Ventura County Star
March 1, 2001
“Thousand Oaks-based Blue Cross of California announced a program this week aimed at enabling small businesses to subsidize employee health care coverage at defined rates.”
“Under the program, employers pay a fixed dollar amount per employee per month toward the cost of health care coverage. Employees are responsible for costs above the employer’s contribution.”
Comment: So Blue Cross is creating a program that will make employee health insurance affordable for small employers who cannot afford (or have elected not to pay for) the costs of existing health plans. But what is happening here?
Blue Cross is the largest and one of the most successful insurers in California. They often set trends in insurance coverage. This plan is the first one of this nature, but we can expect other companies to follow.
Since the premium paid by the employer is the same for each employee regardless of age, number of dependents or other risk factors, this is a DEFINED CONTRIBUTION proposal.
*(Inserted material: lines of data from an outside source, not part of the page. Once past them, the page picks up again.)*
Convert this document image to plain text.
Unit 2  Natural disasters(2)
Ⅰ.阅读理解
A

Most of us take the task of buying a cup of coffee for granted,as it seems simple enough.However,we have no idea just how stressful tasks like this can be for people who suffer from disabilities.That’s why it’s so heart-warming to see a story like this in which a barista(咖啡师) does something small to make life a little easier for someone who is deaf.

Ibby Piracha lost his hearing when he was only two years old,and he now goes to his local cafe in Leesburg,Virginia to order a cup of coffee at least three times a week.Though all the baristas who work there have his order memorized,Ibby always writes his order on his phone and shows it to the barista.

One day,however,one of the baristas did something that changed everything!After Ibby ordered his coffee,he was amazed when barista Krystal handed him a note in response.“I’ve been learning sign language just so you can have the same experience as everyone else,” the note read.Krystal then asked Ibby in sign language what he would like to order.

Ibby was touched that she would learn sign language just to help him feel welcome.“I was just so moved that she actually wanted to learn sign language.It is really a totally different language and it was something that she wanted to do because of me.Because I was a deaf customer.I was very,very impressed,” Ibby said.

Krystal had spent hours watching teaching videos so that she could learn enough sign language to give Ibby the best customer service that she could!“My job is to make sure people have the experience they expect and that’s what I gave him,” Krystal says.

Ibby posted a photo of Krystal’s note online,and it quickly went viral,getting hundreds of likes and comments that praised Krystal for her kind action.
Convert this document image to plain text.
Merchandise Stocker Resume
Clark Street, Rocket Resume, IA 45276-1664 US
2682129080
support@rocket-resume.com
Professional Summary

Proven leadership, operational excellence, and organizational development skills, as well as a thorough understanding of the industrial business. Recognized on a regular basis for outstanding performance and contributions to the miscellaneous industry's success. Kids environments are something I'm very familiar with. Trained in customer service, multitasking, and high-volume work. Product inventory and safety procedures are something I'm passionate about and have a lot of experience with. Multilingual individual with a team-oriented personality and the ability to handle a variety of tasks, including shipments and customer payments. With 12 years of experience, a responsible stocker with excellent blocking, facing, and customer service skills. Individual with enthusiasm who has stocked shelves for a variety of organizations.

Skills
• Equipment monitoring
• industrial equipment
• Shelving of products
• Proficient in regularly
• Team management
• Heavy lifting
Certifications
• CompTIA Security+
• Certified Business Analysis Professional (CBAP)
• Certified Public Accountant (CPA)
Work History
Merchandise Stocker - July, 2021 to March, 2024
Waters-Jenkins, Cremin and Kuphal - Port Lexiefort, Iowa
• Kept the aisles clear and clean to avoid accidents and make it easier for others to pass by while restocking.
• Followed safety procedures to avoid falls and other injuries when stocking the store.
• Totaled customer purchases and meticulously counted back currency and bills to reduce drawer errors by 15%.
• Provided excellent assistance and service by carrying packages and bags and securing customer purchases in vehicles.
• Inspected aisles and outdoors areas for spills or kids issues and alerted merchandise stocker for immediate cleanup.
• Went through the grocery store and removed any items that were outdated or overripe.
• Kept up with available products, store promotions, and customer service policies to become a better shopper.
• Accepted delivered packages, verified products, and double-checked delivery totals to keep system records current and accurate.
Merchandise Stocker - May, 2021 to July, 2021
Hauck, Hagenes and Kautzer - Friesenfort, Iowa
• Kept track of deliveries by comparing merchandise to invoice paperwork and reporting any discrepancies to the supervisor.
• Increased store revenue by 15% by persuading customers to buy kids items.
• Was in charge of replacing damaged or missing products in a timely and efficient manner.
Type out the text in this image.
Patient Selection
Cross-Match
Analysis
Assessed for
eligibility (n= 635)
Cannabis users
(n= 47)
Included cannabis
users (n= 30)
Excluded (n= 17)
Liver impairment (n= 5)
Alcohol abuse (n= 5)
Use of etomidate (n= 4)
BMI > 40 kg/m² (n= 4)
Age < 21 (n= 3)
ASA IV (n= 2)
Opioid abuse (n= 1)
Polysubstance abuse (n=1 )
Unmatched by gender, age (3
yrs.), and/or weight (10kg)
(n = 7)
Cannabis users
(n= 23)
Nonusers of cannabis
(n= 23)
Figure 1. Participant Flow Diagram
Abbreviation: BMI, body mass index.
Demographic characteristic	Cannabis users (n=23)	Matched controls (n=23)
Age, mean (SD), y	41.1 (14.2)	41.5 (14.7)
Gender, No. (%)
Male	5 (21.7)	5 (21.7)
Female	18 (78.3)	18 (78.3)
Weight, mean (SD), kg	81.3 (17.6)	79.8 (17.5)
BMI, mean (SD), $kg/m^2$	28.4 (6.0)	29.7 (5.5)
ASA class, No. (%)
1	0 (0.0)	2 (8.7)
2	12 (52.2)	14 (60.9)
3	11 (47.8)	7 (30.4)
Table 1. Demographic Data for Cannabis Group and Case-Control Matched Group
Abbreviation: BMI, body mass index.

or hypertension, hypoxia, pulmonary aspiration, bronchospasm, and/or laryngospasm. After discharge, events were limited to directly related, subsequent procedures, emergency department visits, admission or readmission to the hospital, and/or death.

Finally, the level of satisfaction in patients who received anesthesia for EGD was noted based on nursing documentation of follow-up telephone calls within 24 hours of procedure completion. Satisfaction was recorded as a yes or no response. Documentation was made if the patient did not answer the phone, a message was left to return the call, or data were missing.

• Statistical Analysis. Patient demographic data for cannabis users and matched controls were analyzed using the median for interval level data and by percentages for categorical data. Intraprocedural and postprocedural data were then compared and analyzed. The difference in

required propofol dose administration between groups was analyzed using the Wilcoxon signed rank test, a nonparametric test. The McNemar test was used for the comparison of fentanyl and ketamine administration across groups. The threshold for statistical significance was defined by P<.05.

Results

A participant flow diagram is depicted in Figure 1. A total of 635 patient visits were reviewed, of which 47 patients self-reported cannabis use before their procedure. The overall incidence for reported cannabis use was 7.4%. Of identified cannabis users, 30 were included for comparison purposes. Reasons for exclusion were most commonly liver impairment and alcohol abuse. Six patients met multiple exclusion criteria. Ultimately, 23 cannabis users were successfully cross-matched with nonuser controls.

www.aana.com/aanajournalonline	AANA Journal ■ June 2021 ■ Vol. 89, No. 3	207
The dollar amount set by the employer will be as little as $80 per employee. Each employee can then chose from a menu of Blue Cross plans, the higher the level of benefits, the more expensive the plan. The greatest defect with defined contribution plans is that low income employees will be able to afford only bare bones coverage if even that. Defined contribution plans inevitably result in multiple tiers of health care, boutique medicine for high
income individuals and limited access and impaired outcomes for those with lower incomes.
Blue Cross, since converting to a for-profit company, has refined its business models for coverage. The traditional concept of a defined contribution plan is to allow the employee a given amount of funds to be used to select from a wide variety of health plans in the marketplace. Blue Cross has figured out a way to capture this under-served market by offering employers the advantage of a fixed contribution plan, but, at the same time, locking the employees into a menu of plans offered only by Blue Cross. Employers can assuage their guilt at a low cost,
employees will get only mediocrity but with significant out-of-pocket expenses, and Blue Cross will walk away with the dough.
Isn’t it time that we dump these marketplace health plan parasites, and replace them with a publicly administered, universal risk plan?